The utter bestiality of a criminal regime knows no limits unless there is some residual discipline to enforce the rules in place. It was a breakdown of those rules, which the Japanese had in their law in the 1930s that led to the Pacific War in the first place. We do not see this behavior in this extreme extent during the Russo-Japanese War or WW I, for example. It was present to a degree in the First Sino-Japanese War, but it was nothing like the savagery of the 2nd Sino-Japanese War, which then carried forward into the Pacific War.
 

marathag

Banned
We do not see this behavior in this extreme extent during the Russo-Japanese War or WW I, for example.
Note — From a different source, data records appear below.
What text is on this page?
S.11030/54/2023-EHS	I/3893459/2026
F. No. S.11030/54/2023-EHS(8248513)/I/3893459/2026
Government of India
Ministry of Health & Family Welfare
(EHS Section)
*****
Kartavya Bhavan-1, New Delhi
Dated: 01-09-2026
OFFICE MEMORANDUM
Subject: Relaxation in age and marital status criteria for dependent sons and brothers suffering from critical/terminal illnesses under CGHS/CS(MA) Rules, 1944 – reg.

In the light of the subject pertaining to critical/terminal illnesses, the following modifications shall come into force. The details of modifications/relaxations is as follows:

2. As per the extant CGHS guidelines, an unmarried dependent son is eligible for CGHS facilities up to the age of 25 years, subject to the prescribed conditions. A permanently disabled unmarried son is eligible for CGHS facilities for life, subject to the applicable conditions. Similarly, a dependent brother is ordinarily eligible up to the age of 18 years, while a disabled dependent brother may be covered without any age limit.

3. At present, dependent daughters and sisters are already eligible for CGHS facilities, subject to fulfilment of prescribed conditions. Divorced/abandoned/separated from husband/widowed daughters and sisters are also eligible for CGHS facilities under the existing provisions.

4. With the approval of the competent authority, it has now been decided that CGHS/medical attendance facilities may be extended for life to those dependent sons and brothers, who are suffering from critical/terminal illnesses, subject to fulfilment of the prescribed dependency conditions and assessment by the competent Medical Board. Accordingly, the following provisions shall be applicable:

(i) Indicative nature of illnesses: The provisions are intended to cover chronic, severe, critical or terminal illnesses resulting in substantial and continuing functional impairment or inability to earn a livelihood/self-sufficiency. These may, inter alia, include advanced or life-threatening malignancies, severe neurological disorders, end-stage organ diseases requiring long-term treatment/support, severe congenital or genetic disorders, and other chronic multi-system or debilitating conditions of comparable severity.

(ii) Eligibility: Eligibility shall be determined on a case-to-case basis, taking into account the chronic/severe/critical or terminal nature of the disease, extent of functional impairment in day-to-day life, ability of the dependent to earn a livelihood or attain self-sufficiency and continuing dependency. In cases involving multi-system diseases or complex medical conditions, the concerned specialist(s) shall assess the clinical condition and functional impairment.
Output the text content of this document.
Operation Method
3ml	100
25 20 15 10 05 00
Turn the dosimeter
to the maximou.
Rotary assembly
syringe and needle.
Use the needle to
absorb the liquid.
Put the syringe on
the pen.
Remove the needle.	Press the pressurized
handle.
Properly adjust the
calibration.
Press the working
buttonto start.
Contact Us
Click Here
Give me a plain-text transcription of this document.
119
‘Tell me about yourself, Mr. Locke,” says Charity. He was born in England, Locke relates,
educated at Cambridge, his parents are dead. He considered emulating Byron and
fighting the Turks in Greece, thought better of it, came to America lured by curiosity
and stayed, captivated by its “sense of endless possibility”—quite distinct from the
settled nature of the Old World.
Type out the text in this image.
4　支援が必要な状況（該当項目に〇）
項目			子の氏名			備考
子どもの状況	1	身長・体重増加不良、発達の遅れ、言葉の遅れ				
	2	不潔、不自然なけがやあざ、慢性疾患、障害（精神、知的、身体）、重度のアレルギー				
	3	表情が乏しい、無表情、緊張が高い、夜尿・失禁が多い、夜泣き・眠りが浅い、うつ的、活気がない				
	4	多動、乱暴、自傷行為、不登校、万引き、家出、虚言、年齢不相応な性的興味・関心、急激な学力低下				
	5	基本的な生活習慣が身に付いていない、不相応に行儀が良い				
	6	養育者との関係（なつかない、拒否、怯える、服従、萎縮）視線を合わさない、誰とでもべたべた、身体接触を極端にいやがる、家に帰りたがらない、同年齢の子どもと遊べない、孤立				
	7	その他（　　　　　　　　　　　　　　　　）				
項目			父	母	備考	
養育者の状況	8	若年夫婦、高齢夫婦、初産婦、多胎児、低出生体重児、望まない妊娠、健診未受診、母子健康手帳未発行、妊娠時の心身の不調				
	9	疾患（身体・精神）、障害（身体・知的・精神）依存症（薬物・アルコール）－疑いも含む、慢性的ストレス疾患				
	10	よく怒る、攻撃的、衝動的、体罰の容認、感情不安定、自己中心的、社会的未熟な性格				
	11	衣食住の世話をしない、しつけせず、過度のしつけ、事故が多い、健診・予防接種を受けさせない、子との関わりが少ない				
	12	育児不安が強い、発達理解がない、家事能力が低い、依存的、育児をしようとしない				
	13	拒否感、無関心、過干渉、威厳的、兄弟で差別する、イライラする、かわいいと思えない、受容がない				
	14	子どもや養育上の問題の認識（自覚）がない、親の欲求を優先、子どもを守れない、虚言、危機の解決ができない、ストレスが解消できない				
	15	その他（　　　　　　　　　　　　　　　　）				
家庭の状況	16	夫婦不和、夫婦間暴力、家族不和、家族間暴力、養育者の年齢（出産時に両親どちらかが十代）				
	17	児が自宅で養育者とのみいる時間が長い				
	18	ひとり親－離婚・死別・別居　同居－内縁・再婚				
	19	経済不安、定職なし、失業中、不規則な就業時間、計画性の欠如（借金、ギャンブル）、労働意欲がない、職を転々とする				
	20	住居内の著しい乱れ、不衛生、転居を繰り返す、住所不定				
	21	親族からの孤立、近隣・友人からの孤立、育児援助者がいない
IJN forces would not turn over A-H servicemen to Italy, over fears they would be mistreated.

Sometimes I think the Great Kanto Earthquake did very bad things to the Japanese character
 

McPherson

Banned
IJN forces would not turn over A-H servicemen to Italy, over fears they would be mistreated.

Sometimes I think the Great Kanto Earthquake did very bad things to the Japanese character

Agreed. Maybe MacArthur remembered it, and what set off the anti-Korean riots during the 1923 Kanto quake aftermath, during the 45-46 famine crisis he faced?
 
If Americans killed the Emperor, and then the vengeance upon American servicemen caused a shift of the US war effort to the Pacific Theater, what would the Soviets do? Might they want to start improving relations with Japan? The main Western "ally" just left them out at the mercy of a still powerful Reich.